Lies Across America

Lies Across America, a 1999 book by James Loewen, is a sequel to his 1995 work Lies My Teacher Told Me. The book focuses on historical markers and museums across the United States, arguing that every historic site is "a tale of two eras": the one from when the event happened and the one from when the event was commemorated.

Lies Across America: What Our Historic Markers and Monuments Get Wrong
Lies Across America.jpg
AuthorJames Loewen
CountryUnited States
PublisherNew Press
Publication date
Preceded byLies My Teacher Told Me 

The survey starts on the West Coast and moves east, a deliberate break from the traditional American history found in textbooks, which begin with the Pilgrims and follow westward expansion.[1] Loewen prioritizes American Indian history and the explorers of New Spain over British colonization.

Loewen's book voices two major complaints about historical markers in the United States. The first deals with historical markers established in the Southern United States that attempt to whitewash the history of slavery and the period of Reconstruction. Many of these markers were established between 1890 and 1920, the nadir of American race relations. Most were placed by organizations with pro-Confederate agendas and reflect the racism of the early 20th century. While some markers have been altered in the last 40 years as a result of civil rights progress, many have not, especially those at American Civil War battle sites and in the South.

Loewen's second major complaint deals with the treatment of Native Americans, who are often neglected and omitted in the telling of United States history. The author challenges and corrects many of the inaccurate and Eurocentric mistruths spread by historical markers across America.

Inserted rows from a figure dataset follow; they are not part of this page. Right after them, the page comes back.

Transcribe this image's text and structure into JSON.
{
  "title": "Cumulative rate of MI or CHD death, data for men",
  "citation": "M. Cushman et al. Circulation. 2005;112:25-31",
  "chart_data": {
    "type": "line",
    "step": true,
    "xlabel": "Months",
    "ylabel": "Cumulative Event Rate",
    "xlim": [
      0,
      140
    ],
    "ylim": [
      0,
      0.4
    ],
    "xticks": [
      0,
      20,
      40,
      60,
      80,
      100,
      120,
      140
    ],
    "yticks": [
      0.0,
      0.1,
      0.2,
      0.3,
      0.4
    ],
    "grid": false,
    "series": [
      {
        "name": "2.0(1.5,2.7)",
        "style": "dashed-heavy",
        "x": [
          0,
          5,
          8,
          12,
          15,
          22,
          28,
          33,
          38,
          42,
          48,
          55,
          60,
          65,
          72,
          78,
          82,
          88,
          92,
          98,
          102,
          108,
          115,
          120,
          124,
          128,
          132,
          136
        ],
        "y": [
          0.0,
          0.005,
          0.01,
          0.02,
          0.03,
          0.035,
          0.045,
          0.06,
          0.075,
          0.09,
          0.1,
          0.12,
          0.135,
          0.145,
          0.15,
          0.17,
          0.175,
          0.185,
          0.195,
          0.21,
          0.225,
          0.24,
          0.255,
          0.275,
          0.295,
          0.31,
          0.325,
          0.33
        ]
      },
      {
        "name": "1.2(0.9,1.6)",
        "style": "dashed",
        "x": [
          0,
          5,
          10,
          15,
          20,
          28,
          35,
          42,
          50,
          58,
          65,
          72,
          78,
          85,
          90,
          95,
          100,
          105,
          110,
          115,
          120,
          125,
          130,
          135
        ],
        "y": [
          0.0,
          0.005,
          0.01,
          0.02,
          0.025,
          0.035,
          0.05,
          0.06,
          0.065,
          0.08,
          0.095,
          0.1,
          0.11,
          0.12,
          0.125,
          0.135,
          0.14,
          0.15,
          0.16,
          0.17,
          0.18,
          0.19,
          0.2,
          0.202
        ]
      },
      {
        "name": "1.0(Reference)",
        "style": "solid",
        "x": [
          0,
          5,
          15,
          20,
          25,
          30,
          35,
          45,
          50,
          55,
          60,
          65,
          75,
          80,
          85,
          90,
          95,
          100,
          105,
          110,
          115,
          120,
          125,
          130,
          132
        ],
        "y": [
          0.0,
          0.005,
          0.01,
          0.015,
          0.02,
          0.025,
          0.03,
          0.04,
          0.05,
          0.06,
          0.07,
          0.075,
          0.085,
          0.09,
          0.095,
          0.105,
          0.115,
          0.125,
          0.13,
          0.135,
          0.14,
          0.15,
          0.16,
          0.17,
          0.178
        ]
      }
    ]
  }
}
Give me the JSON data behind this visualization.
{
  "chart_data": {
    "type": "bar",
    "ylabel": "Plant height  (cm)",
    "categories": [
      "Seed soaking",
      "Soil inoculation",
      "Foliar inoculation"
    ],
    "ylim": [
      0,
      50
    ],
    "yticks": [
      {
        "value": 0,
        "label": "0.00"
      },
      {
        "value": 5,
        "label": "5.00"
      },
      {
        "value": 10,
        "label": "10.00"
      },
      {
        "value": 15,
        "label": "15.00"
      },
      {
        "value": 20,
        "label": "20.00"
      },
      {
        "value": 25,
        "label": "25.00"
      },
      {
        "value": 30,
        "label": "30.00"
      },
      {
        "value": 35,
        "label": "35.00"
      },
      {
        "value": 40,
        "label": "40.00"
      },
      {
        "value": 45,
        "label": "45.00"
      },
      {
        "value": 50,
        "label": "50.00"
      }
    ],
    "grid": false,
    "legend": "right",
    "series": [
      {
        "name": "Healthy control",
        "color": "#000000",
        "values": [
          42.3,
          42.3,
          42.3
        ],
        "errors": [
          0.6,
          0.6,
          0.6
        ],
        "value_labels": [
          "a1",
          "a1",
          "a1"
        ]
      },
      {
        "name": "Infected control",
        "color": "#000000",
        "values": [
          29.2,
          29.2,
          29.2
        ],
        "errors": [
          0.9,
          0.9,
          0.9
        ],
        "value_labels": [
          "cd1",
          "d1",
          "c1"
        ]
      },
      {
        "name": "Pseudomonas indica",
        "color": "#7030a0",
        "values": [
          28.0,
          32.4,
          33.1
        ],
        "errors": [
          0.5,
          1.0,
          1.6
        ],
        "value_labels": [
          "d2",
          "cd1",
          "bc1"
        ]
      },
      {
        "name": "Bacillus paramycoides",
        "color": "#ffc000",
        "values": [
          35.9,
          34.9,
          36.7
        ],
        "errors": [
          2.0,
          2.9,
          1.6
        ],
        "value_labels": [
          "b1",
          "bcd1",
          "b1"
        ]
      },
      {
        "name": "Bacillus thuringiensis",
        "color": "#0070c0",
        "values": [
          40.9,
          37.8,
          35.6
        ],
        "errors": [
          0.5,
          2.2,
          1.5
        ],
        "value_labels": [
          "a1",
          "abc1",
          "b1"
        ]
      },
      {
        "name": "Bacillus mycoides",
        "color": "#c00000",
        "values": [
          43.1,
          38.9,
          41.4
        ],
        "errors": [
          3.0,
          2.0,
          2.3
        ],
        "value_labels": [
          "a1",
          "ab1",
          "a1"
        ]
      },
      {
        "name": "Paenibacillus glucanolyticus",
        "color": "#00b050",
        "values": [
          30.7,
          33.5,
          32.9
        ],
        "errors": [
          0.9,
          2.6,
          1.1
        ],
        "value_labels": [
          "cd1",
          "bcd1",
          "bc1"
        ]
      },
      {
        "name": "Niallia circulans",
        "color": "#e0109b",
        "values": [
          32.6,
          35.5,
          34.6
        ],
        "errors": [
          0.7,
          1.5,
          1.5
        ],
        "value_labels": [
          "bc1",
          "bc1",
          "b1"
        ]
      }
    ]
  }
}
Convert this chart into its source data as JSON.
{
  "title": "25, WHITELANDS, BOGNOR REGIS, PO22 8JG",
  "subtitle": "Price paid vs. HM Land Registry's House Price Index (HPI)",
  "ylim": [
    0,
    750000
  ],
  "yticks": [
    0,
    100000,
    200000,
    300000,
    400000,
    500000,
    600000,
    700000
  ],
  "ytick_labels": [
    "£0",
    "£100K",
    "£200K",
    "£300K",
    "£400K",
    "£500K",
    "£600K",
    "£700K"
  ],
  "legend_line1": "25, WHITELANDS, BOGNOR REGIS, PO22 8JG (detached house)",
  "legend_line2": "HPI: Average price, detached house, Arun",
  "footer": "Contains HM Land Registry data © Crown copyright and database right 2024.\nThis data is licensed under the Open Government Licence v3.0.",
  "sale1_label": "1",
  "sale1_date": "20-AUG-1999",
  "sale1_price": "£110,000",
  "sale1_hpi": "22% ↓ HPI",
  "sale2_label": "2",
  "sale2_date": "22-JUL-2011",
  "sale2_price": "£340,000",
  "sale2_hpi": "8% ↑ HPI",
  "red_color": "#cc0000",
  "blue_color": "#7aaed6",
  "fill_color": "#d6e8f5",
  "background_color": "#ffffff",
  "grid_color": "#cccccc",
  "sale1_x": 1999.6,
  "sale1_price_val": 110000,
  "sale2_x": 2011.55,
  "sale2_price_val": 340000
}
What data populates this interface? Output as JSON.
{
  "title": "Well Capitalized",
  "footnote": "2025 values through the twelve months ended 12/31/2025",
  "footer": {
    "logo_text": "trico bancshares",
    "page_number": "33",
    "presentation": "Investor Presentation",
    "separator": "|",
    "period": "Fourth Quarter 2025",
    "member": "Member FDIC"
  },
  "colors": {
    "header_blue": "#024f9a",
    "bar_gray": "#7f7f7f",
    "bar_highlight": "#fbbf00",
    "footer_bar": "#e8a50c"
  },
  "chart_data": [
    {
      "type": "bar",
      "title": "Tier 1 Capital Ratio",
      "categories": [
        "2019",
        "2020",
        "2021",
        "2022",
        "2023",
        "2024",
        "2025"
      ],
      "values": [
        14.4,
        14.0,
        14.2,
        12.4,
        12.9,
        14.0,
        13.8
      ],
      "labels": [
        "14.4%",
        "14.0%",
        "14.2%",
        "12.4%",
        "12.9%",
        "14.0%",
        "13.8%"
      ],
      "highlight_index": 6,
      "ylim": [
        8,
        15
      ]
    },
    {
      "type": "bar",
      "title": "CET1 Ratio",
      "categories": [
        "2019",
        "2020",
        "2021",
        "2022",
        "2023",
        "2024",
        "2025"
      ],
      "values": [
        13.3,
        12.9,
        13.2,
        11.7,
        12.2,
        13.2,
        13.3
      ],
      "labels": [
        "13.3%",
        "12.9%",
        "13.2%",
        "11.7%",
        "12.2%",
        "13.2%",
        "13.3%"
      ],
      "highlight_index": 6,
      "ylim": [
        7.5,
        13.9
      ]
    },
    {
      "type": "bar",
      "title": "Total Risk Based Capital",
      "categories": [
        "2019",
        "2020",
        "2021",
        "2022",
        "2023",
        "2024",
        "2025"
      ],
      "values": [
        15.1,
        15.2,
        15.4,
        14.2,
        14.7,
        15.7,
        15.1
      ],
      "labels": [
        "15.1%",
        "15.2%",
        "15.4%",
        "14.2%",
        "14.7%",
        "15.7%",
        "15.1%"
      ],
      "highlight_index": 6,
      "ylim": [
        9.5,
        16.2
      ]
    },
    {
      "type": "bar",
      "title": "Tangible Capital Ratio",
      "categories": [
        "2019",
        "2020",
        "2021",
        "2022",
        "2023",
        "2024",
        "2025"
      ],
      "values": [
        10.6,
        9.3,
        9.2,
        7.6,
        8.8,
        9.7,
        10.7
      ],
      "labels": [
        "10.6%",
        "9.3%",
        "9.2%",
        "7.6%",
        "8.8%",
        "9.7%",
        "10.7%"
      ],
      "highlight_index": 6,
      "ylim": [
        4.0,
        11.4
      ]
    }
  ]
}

At the end of his book, Loewen makes suggestions for how those concerned about the misrepresentation of history can change markers and monuments to convey historical truth and accuracy. The organizations running historical sites are faulted in Loewen's book according to Wilton Corkern.[2]


  1. ^ Remarked on by many reviewers, among them Charles Mitchell in Journal of the Illinois State Historical Society (1998-), Vol. 93, No. 3 (Autumn, 2000), pp. 347-351
  2. ^ Corkern, Wilton (June 1, 2004). "Heritage Tourism: Where Public and History Don't Always Meet". American Studies International. 42 (2–3): 7. ISSN 0883-105X.